This technique is by far the most successful NGS method to sequence the P. falciparum genome. Many variations of the technique ITF2357 mouse were
developed specifically for the sequencing of the (A + T)-rich genome of the malaria parasite (6–8) (Figure 1). Over the last couple of years only, many studies have used Illumina®’s NGS technology to identify SNPs and other mutations linked to drug resistance in the murine malaria parasite P. chabaudi (9,10) and the human malaria parasite P. vivax (11). Other analyses have contributed to the characterization of the P. falciparum transcriptome with the discovery of new splicing events (12–14) and transcription start sites (15). Finally, Illumina®’s NGS technology was used to discover atypical features of P. falciparum’s chromatin (6,16)
and various epigenetic events (7). Currently, the future of high-throughput Selleckchem Anti-infection Compound Library sequencing seems to be leaning towards single-cell sequencing applications. Going further, third-generation sequencing (TGS) technologies propose to use single molecules as direct templates for sequencing (techniques so far under development at Helicos Biosciences and Pacific Biosciences). These TGS technologies should simplify the sample preparation procedure, avoid the bias introduce by DNA amplification and library preparation and be even more affordable than their predecessors. Nevertheless, the power of high-throughput Carnitine palmitoyltransferase II sequencing also represents one of the major pitfalls for the analysts.

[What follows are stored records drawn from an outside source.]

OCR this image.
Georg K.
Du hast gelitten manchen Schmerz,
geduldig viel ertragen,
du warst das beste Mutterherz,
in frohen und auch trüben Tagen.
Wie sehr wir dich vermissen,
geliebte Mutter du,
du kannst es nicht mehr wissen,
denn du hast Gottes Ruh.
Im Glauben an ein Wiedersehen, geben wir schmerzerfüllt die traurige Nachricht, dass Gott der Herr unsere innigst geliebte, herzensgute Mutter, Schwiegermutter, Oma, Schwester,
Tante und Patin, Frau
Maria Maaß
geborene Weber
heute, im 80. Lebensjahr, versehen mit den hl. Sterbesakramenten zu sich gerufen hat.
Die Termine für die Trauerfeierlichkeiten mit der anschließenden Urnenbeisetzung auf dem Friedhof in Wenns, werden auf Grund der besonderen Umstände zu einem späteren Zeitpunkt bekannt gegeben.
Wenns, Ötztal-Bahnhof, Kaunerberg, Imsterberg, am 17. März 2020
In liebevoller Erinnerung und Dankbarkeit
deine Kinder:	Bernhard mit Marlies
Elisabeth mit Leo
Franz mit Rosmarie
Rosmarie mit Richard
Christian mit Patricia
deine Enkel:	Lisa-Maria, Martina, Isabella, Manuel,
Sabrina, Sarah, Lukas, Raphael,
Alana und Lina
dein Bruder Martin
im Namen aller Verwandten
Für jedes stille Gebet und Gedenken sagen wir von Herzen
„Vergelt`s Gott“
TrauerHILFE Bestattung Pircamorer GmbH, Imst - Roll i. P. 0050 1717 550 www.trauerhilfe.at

The high-throughput and depth of quantitative measurements produced by NGS and TGS technologies come at the cost of producing sophisticated algorithms and software tools capable of accurately examining millions to billions of reads. The data generated by these methods are complex, novel and abundant. The computational and statistical analysis of raw outputs is the tricky step where incorrect normalization and processing can yield misleading conclusions. Novel methods of quantitative analysis are constantly under development and testing. There is yet no consensus on which analytical approach is the most accurate, particularly for the Plasmodium genome. The avalanche of whole-genome data over the past few years generated an immense source of knowledge that still requires maturing and processing. Nevertheless, in the near future, these powerful genomic approaches will certainly catalyse the transformation of this biological knowledge into viable therapeutic strategies. Single-cell sequencing will accelerate the genotyping of strains in patients’ blood sample or other field isolates. Comparative genomics then will be an important source of information regarding the evolution and dynamics of malaria parasites’ populations. Ultimately, such knowledge could be used for accurate diagnosis and targeted treatment of patients.